Write code and tests in tandem

07 Jan 2023 Gregory J. Stein

I often tell students in my lab that they need to put more of an emphasis on testing their research code. We have automated tests on quite a lot of our code to verify that it works as expected, which frequently helps prevent issues before they arise and makes refactoring code faster, easier, and more reliable. Even research code benefits greatly from automated testing. In discussions on testing with newer students, I’ve found that a big hurdle to writing tests is that they often don’t quite when to start writing a test. Here’s my approach to getting started: If you need to write additional code to verify that some functionality is working, that additional code should be written as a test. It’s a simple heuristic, but a powerfully useful one.

Rather than putting code in a one-off script or by modifying another—often to be deleted shortly after being written—code is written in an automated test, which persists even after the code is considered stable. In my experience, it is pretty rare that code, particularly research code, will be written without any debugging along the way. Many less-experienced researchers will write code and have a large block of either plotting code or print statements that exist to convince themselves that their new code is working as expected. Once the code is believed to work, however, that code will either be commented out or deleted, so that it is not run in production, a process that has always felt to me like wasted effort. Whenever I want to add a new feature or functionality in my code, I start by setting up a test and populating it with an example scenario as I write the code, evolving both in tandem until I achieve some broader aim.

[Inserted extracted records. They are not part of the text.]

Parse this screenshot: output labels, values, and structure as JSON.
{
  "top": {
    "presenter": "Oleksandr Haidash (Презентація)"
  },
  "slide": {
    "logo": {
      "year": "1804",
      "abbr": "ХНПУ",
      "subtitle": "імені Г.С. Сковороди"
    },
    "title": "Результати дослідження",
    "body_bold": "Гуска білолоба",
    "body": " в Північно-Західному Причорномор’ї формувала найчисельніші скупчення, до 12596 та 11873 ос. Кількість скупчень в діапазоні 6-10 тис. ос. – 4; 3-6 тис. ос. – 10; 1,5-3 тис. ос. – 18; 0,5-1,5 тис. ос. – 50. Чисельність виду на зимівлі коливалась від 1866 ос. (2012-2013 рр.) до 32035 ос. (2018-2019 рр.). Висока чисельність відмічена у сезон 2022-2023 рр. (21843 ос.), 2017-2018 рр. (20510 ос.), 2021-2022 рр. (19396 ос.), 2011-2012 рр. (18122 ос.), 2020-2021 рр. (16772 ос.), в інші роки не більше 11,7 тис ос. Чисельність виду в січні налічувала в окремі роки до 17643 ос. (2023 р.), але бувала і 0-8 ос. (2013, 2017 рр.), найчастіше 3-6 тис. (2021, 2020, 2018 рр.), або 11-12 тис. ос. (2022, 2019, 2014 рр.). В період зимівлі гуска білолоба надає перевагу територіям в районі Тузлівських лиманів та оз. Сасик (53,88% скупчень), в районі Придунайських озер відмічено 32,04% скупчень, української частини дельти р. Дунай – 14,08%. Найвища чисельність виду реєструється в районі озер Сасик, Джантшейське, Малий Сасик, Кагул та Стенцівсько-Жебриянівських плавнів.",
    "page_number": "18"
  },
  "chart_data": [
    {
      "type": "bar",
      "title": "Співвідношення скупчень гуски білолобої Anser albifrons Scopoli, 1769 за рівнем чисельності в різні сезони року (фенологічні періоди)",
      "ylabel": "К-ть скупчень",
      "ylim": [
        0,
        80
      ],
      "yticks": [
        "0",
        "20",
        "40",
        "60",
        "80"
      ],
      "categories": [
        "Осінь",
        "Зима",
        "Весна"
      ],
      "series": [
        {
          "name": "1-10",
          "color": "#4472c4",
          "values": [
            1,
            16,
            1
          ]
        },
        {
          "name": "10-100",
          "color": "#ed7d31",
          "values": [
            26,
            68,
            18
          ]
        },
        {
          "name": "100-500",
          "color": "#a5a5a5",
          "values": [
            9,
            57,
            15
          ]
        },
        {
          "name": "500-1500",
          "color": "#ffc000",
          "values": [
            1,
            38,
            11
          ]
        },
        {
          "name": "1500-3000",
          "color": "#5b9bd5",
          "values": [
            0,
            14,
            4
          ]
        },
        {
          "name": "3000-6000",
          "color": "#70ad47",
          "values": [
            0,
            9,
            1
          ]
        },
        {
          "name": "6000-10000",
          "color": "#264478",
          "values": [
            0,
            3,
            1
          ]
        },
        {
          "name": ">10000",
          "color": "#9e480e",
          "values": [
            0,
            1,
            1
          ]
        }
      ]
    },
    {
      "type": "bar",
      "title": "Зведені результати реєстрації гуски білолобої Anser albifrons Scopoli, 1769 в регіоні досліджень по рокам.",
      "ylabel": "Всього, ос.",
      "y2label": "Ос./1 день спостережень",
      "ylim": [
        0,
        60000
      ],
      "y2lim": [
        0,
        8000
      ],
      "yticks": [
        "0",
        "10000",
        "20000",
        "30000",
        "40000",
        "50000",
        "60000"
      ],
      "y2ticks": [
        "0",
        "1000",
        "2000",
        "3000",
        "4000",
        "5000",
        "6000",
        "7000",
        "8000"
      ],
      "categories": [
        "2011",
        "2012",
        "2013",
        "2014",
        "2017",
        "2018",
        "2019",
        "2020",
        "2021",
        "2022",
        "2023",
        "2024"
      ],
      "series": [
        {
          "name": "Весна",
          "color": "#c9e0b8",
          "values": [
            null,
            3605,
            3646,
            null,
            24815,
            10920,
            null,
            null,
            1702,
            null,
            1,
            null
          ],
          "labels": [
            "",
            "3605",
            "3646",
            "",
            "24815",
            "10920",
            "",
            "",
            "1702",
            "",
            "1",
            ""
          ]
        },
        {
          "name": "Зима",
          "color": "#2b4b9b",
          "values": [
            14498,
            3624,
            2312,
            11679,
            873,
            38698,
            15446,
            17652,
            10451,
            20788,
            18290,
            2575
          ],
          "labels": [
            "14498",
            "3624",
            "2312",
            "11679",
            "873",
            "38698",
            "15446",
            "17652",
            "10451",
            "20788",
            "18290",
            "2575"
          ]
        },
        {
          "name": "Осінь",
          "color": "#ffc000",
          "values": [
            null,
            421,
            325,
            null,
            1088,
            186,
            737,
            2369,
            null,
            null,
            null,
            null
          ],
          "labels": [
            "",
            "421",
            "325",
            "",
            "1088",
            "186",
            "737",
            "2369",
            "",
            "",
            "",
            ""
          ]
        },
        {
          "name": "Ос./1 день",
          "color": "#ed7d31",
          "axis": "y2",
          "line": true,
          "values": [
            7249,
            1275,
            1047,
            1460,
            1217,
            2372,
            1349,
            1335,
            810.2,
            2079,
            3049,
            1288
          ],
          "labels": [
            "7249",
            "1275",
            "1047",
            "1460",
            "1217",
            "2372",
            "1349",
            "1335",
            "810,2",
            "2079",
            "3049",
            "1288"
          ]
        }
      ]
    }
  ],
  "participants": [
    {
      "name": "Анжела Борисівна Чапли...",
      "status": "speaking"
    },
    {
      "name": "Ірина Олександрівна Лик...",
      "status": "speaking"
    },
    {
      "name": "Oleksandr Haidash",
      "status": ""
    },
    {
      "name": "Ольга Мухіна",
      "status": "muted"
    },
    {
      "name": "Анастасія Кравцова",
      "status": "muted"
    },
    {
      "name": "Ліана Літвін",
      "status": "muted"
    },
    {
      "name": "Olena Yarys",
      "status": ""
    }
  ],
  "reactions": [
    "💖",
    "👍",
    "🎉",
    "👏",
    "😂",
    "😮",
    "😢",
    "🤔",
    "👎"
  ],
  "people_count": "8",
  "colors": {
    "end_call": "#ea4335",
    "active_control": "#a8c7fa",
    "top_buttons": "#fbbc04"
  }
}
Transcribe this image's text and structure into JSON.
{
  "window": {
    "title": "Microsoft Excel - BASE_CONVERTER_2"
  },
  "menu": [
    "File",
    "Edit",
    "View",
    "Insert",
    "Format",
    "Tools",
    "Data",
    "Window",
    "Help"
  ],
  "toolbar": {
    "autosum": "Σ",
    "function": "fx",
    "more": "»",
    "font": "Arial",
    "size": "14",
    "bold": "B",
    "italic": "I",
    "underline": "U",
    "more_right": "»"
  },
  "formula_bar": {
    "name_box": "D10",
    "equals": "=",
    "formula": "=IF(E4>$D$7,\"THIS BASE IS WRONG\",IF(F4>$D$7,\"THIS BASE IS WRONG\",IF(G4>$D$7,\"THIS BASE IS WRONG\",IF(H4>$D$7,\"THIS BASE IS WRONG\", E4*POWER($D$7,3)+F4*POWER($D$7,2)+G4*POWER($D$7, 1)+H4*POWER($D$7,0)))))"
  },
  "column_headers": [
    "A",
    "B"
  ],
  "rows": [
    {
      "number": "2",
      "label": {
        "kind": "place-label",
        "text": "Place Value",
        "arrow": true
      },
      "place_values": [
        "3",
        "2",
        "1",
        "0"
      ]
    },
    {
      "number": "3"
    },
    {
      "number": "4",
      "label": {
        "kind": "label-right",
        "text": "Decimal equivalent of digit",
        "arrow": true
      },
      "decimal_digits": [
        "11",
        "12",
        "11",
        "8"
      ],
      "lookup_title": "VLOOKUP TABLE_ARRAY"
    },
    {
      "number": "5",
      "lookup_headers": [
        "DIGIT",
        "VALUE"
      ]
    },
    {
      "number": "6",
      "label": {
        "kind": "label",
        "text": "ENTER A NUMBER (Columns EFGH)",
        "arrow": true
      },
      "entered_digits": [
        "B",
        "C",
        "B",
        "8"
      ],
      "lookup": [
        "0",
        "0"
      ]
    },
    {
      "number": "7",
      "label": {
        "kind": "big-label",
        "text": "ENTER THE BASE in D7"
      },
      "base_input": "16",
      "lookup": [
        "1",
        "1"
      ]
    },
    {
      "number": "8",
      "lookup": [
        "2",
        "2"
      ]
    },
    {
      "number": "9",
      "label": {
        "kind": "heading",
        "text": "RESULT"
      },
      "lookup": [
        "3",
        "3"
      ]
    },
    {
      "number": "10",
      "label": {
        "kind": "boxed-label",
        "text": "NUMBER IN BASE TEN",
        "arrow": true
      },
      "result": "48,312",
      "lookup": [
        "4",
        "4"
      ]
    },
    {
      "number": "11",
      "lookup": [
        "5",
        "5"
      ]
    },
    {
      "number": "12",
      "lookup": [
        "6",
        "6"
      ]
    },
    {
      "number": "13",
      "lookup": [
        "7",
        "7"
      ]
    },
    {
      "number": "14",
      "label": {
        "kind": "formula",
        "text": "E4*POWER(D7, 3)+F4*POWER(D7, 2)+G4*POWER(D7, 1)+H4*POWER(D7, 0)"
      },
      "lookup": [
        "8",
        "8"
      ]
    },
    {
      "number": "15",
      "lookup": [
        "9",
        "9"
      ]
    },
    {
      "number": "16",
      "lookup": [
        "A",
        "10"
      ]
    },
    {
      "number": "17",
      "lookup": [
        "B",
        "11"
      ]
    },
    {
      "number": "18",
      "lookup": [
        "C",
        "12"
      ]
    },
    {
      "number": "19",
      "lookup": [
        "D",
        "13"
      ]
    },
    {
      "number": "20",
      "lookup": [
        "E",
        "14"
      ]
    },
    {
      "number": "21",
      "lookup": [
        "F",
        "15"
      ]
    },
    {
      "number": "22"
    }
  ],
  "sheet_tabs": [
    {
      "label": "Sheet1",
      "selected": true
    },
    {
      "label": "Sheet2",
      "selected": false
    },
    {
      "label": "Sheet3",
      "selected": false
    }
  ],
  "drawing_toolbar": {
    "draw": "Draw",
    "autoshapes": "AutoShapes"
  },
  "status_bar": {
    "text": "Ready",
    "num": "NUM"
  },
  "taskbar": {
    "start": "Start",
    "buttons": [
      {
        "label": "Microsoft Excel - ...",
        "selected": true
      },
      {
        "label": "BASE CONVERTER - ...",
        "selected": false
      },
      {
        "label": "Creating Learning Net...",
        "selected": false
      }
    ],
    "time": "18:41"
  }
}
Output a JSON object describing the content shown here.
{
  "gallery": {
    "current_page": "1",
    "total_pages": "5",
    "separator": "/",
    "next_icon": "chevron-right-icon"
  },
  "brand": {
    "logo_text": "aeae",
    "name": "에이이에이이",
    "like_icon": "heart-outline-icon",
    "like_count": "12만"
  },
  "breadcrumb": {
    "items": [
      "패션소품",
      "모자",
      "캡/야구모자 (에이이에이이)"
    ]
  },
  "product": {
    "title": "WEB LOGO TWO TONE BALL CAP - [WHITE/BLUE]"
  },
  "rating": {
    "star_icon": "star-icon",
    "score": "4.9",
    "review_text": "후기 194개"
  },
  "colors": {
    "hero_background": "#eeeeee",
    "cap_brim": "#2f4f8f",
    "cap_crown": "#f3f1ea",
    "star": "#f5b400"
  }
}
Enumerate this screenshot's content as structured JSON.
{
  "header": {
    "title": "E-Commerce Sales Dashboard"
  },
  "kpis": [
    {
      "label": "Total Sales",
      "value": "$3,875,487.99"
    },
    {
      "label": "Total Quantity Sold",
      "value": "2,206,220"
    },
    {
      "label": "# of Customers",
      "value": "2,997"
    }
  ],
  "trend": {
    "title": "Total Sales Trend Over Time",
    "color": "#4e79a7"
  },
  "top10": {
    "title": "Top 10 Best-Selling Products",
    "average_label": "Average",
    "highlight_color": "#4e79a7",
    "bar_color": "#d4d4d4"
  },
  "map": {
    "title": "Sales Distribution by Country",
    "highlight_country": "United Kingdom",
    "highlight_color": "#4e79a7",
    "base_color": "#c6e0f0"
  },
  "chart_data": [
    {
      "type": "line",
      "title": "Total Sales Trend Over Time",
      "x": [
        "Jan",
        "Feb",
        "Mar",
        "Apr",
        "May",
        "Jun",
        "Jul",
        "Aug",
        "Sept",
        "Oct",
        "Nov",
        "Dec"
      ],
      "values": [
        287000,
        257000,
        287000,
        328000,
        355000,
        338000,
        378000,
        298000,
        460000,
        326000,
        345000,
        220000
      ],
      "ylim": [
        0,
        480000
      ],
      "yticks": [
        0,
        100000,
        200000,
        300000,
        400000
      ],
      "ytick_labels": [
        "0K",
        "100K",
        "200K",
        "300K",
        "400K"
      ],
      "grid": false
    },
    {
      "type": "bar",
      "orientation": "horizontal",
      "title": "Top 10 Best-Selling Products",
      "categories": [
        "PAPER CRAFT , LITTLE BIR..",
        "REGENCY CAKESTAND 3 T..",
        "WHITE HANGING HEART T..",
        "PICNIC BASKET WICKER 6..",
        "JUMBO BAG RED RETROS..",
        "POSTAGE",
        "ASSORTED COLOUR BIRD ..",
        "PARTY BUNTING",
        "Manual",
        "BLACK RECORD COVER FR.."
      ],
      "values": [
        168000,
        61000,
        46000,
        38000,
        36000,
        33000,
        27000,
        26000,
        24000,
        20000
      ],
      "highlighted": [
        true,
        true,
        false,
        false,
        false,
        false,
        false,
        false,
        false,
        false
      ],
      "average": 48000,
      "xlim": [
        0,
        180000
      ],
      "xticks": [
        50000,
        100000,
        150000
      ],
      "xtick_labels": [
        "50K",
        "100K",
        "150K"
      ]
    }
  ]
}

These ideas are consistent with the philosophy of Test Driven Development (TDD), which broadly refers to the practice of writing tests for an API in advance of its implementation.

This guidance applies both during initial development, when going back over older code, and when tracking down bugs or other unwanted behavior. Though it takes a bit of extra effort to set up the boilerplate code to set up and tear down the scenario being tested, the code I would once have written and then discarded lives on in my testing suite and is tested occasionally to ensure the new functionality is still performing as expected after I’ve moved on.

What about visualization code? Keep that too! Sometimes there’s no substitute to just looking at something when you’re trying to write code. Many of my automated tests have an optional do_debug_plot flag that also generates plots for me to look at or inspect in case I ever need to look more closely at that functionality again. Much of my work interacts with computer vision and so having the ability to lay my eyes on the result is sometimes just what I need when I’m trying to debug or understand something.

I have also discovered over time that I have evolved so as to write new code such that it is as easy as possible to test. This observation matches a similar thought from developer kovarex from the wonderfully addicting game Factorio. Here is an except from a developer blog post of his concerning Test Driven Development (TDD):

TDD actually is the constant fast switching between extending the tests and making them pass continuously. So as you write tests, you write code to satisfy them basically at the same time. This allows you to instantly test what you write, and mainly use tests as specification of what the code should actually do, which guides the thought process to make you think about where you are headed to, and to write code that is more structured and testable from the very beginning.

Starting my development process in tests has led to overall code readability improvements and has made it easier to refactor and extend the code when it became necessary later on.

My guidance above is really only a stepping stone to more comprehensive testing practices.

See also, my colleagues Paul Ammann and Jeff Offutt’s popular (and excellent) book on Software Testing.

In addition to these sorts of integration tests, which involve running multiple parts of the code at once and testing them in unison, it is still critical to take the time to write both unit tests, to more rigorously test functions in relative isolation, and regression tests, which involve writing a test to reproduce and squash bugs found later on. There’s both an art and a science to testing and my heuristics for when to write additional tests and how in-depth they should be vary according to both time and application.